Questioner (Q): Sir, how to remember that remembrance — that which you are?
Acharya Prashant (AP): You don’t need to remember. Because when you remember, you are also prone to forgetting.
Do you remember your driving license number? We don’t even remember the phone number of the first sim card we had. How many of you remember that? But we say we want to remember the Truth. If you remember the Truth, you will also forget it. So, don’t try to remember, don’t even remember. Conveniently, rid yourself of the responsibility to remember anything.
Why do you want to remember that which you anyway are?
Why do you want to think about that which is outside the province of the thought?
Why do you want all that?
Q: Because we want to know that.
AP: You cannot know that; you can only surrender to that.

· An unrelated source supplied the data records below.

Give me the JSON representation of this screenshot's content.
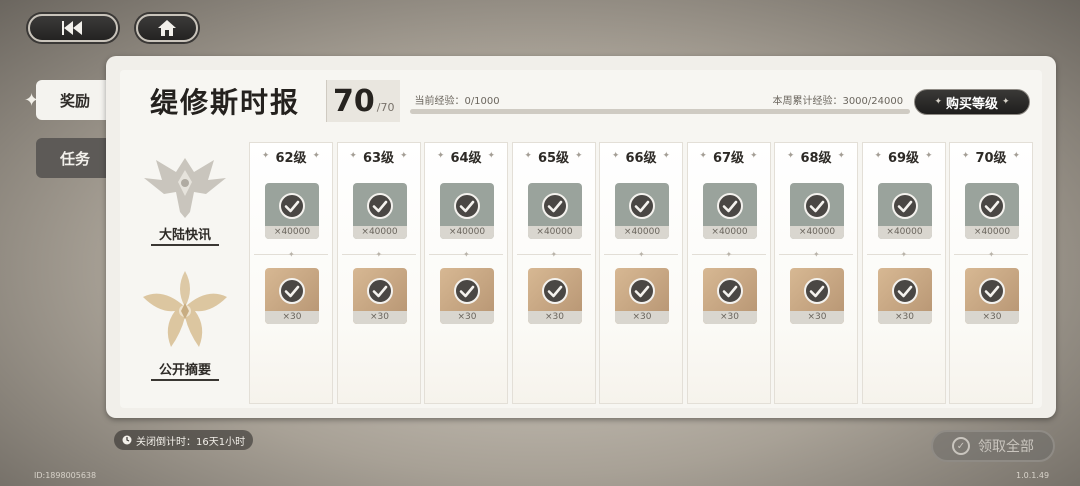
{
  "nav": {
    "back_icon": "rewind-icon",
    "home_icon": "home-icon"
  },
  "tabs": [
    {
      "label": "奖励",
      "active": true
    },
    {
      "label": "任务",
      "active": false
    }
  ],
  "header": {
    "title": "缇修斯时报",
    "level_current": "70",
    "level_max": "/70",
    "current_xp_label": "当前经验：0/1000",
    "weekly_xp_label": "本周累计经验：3000/24000",
    "buy_level_label": "购买等级"
  },
  "categories": [
    {
      "label": "大陆快讯",
      "icon": "eagle-crest-icon"
    },
    {
      "label": "公开摘要",
      "icon": "ornate-crest-icon"
    }
  ],
  "levels": [
    {
      "label": "62级",
      "free_qty": "×40000",
      "paid_qty": "×30"
    },
    {
      "label": "63级",
      "free_qty": "×40000",
      "paid_qty": "×30"
    },
    {
      "label": "64级",
      "free_qty": "×40000",
      "paid_qty": "×30"
    },
    {
      "label": "65级",
      "free_qty": "×40000",
      "paid_qty": "×30"
    },
    {
      "label": "66级",
      "free_qty": "×40000",
      "paid_qty": "×30"
    },
    {
      "label": "67级",
      "free_qty": "×40000",
      "paid_qty": "×30"
    },
    {
      "label": "68级",
      "free_qty": "×40000",
      "paid_qty": "×30"
    },
    {
      "label": "69级",
      "free_qty": "×40000",
      "paid_qty": "×30"
    },
    {
      "label": "70级",
      "free_qty": "×40000",
      "paid_qty": "×30"
    }
  ],
  "footer": {
    "timer_label": "关闭倒计时：16天1小时",
    "claim_all_label": "领取全部",
    "user_id": "ID:1898005638",
    "version": "1.0.1.49"
  },
  "colors": {
    "free_item_bg": "#9aa39c",
    "paid_item_bg": "#c9a57f",
    "accent_dark": "#24211e"
  }
}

Knowing is violence, knowing is arrogance. You want to know the Truth as one knows a zebra in a zoo! You have confined a zebra in a zoo and you are saying, “That is Zebra”.
(Laughs)
That is our attitude towards the Truth. We think that Truth is some exotic thing brought down from the Himalayas. “It is there in that cage, pay the price, enter it, have a look at it, now you know it”. The price could be anything — yoga, tantra, mantra, japa, tapa. Pay the price and have a look at that zebra! Fluorescent stripes.
You never know the Truth;
you dissolve in the Truth.
You are gone. Now, who will know?
When you are so disappeared that there is nobody left to even know, then it is there. Unfortunately, when it is there, then you will not be there to know. The one who surrenders to this situation is the one who has known. And the one who continues with this desire ‘to know the Truth’, is someone who will never know.
The Upanishads say, “Those who say they know, they don’t know. And those who do not know, they are the ones who really know.”